Solution

(a) The magnitude of the toroidal field is given by $$B_0 = μ_0ni_p$$, where n is the number of turns per unit length of the toroid, and $$i_p$$ is the current required to produce the field (in the absence of the ferromagnetic material). We use the average radius ($$r_{avg} = 5.5$$ cm) to
calculate n:

$$n=\dfrac{N}{2\pi r_{avg}}=\dfrac{400\,turns}{2\pi(5.5 \times 10^{-2})}=1.16 \times 10^{3\,}\,turns/m$$

Thus,

$$i_p=\dfrac{B_0}{\mu_0 n}=\dfrac{0.20 \times 10^{-3}\,T}{(4\pi \times 10^{-7}\,T.m/A)(1.16 \times 10^{3}/m)}=0.14\,A$$

(b) If Φ is the magnetic flux through the secondary coil, then the magnitude of the emf induced in that coil is $$ε = N(dΦ/dt)$$ and the current in the secondary is $$i_s = ε/R$$, where R is the resistance of the coil. Thus,

$$i_s=\Bigg(\dfrac{N}{R}\Bigg)\dfrac{d\phi}{dt}$$

The charge that passes through the secondary when the primary current is turned on is

$$q=\int i_s\,dt=\Bigg(\dfrac{N}{R}\Bigg)\int \dfrac{d\phi}{dt}=\Bigg(\dfrac{N}{R}\Bigg)\int^\phi_0 d\phi=\dfrac{N\phi}{R}$$

The magnetic field through the secondary coil has a magnitude $$B = B_0 + B_M = 801B_0$$,where $$B_M$$ is the field of the magnetic dipoles in the magnetic material.
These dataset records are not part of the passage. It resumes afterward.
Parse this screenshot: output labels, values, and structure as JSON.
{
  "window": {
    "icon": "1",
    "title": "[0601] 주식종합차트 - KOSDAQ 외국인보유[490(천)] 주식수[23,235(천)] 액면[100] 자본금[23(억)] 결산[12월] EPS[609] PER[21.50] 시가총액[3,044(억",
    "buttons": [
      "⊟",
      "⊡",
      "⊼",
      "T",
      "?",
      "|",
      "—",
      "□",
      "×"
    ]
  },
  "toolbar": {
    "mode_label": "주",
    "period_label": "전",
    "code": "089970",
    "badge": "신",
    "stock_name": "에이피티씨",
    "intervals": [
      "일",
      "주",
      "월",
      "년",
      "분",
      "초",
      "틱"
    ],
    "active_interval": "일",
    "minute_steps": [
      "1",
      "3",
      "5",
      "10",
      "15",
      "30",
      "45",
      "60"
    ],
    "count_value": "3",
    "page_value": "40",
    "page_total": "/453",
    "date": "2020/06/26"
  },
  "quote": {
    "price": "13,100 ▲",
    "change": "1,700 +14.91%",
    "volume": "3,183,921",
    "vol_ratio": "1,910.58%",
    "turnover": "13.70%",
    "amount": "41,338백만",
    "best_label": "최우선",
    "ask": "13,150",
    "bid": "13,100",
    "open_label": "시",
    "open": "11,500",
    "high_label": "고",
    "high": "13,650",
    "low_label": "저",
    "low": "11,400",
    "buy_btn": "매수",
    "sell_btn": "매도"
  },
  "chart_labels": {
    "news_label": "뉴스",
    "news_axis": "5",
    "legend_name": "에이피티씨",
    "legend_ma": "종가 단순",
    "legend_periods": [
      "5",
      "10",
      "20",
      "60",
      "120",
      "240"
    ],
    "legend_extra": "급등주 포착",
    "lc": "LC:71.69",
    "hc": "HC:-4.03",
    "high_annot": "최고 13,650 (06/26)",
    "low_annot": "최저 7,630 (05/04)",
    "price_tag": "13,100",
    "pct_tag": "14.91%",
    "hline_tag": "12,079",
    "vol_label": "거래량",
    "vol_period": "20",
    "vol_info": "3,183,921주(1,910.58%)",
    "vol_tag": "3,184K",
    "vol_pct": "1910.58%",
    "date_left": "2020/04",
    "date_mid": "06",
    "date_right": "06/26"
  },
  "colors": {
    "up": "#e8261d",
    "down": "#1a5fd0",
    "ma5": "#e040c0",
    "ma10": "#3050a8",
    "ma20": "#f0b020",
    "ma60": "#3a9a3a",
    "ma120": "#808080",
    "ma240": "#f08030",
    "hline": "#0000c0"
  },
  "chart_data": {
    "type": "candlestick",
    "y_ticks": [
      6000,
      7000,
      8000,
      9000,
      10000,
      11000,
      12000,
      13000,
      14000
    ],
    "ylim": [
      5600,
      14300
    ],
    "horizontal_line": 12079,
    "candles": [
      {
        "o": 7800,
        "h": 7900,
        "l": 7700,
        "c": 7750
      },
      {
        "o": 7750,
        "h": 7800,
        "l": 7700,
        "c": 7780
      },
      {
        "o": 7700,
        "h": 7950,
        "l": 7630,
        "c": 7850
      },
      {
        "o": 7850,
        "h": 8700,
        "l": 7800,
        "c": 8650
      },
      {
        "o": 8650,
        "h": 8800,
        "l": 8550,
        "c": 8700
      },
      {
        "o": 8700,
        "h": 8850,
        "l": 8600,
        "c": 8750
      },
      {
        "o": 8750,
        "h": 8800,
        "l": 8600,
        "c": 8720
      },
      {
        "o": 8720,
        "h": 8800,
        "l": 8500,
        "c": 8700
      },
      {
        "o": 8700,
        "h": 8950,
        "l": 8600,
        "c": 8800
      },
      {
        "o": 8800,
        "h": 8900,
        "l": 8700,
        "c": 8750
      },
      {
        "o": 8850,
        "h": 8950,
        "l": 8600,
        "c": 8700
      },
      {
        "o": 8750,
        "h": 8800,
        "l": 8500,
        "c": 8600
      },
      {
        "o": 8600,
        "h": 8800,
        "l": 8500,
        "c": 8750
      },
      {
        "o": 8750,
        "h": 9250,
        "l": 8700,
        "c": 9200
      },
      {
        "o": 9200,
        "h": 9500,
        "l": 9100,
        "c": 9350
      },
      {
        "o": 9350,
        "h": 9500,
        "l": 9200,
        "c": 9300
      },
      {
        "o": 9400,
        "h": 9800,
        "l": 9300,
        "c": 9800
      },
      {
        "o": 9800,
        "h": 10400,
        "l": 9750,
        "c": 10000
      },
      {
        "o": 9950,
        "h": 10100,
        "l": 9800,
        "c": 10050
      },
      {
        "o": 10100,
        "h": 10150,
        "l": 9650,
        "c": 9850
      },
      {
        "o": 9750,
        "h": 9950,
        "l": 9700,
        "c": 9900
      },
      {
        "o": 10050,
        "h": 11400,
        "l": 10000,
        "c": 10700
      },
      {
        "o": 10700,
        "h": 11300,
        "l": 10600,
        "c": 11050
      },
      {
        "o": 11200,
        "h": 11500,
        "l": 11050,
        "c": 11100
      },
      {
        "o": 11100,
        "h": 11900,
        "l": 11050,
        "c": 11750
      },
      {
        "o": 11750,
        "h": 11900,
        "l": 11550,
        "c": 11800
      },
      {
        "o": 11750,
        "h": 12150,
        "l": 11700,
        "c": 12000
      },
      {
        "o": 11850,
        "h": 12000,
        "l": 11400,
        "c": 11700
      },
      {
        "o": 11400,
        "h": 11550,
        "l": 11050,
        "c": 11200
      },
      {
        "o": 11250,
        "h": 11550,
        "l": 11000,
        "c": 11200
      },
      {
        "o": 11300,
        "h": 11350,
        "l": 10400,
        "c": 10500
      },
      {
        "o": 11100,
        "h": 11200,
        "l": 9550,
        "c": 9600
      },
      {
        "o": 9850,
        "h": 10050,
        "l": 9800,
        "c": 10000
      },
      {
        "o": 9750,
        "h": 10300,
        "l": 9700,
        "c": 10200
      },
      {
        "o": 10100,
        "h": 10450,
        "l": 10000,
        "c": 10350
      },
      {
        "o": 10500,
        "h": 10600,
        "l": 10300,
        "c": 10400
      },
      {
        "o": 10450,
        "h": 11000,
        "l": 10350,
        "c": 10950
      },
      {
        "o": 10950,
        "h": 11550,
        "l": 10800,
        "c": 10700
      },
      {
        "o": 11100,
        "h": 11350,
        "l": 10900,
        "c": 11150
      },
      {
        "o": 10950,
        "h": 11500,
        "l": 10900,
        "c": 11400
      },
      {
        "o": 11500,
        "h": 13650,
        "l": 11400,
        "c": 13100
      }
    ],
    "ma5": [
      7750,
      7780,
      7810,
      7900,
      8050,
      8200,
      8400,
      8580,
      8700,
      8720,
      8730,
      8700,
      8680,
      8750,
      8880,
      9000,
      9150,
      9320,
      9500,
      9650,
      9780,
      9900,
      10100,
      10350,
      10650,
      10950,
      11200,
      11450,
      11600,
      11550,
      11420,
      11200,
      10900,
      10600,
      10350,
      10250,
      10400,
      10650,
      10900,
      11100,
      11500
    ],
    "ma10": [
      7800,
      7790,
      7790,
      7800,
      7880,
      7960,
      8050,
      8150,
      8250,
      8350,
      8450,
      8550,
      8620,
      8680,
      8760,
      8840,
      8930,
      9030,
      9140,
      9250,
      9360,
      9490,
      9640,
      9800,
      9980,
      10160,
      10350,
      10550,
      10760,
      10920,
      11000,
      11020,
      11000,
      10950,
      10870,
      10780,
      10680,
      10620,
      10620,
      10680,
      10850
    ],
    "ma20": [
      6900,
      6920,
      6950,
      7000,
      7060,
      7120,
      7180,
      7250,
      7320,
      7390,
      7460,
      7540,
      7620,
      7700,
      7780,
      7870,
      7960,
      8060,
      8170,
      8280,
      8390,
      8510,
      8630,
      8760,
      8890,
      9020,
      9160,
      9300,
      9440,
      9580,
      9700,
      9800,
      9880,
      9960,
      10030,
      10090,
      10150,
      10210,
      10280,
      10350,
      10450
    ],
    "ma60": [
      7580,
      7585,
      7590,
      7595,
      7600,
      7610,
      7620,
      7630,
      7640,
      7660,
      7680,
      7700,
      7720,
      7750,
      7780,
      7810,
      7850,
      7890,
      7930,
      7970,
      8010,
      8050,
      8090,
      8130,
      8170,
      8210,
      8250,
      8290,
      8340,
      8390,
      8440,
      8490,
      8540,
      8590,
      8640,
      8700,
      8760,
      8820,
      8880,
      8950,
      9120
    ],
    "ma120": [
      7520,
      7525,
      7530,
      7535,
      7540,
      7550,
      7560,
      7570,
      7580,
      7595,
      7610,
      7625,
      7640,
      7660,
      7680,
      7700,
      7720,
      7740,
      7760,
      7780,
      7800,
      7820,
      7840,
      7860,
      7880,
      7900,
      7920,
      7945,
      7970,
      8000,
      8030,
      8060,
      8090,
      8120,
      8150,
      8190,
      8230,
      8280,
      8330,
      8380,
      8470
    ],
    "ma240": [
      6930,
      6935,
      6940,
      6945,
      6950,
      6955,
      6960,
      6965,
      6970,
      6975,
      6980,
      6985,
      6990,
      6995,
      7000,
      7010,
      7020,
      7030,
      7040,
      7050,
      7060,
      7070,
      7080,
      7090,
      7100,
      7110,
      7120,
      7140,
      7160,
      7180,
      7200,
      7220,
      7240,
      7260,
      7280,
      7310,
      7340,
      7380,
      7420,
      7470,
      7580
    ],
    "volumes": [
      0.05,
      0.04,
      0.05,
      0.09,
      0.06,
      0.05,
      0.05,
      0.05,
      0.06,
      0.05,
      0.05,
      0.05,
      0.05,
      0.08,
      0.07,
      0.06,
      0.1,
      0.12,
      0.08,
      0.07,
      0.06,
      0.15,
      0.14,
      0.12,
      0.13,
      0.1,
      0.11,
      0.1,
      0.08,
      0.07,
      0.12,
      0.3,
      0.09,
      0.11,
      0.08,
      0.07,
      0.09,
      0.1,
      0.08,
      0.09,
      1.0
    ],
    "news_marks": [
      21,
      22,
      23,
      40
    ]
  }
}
The total field is perpendicular to the plane of the secondary coil, so the magnetic flux is $$Φ = AB$$, where A is the area of the Rowland ring (the field is inside the ring, not in the region between the
ring and coil). If r is the radius of the ring’s cross-section, then $$A = πr^2$$. Thus,

$$Φ = 801\pi r^2B_0$$

The radius r is $$(6.0 \,cm – 5.0\, cm)/2 = 0.50$$ cm and

$$Φ = 801\pi(0.50\times10^{-2}\,m)^2(0.20 \times 10^{-3}\,T)=1.26 \times 10^{-5}\,Wb$$

Consequently, $$q=\dfrac{50(1.26 10 Wb)}{8.0\,\Omega}=7.9 \times 10^{-5}\,C$$.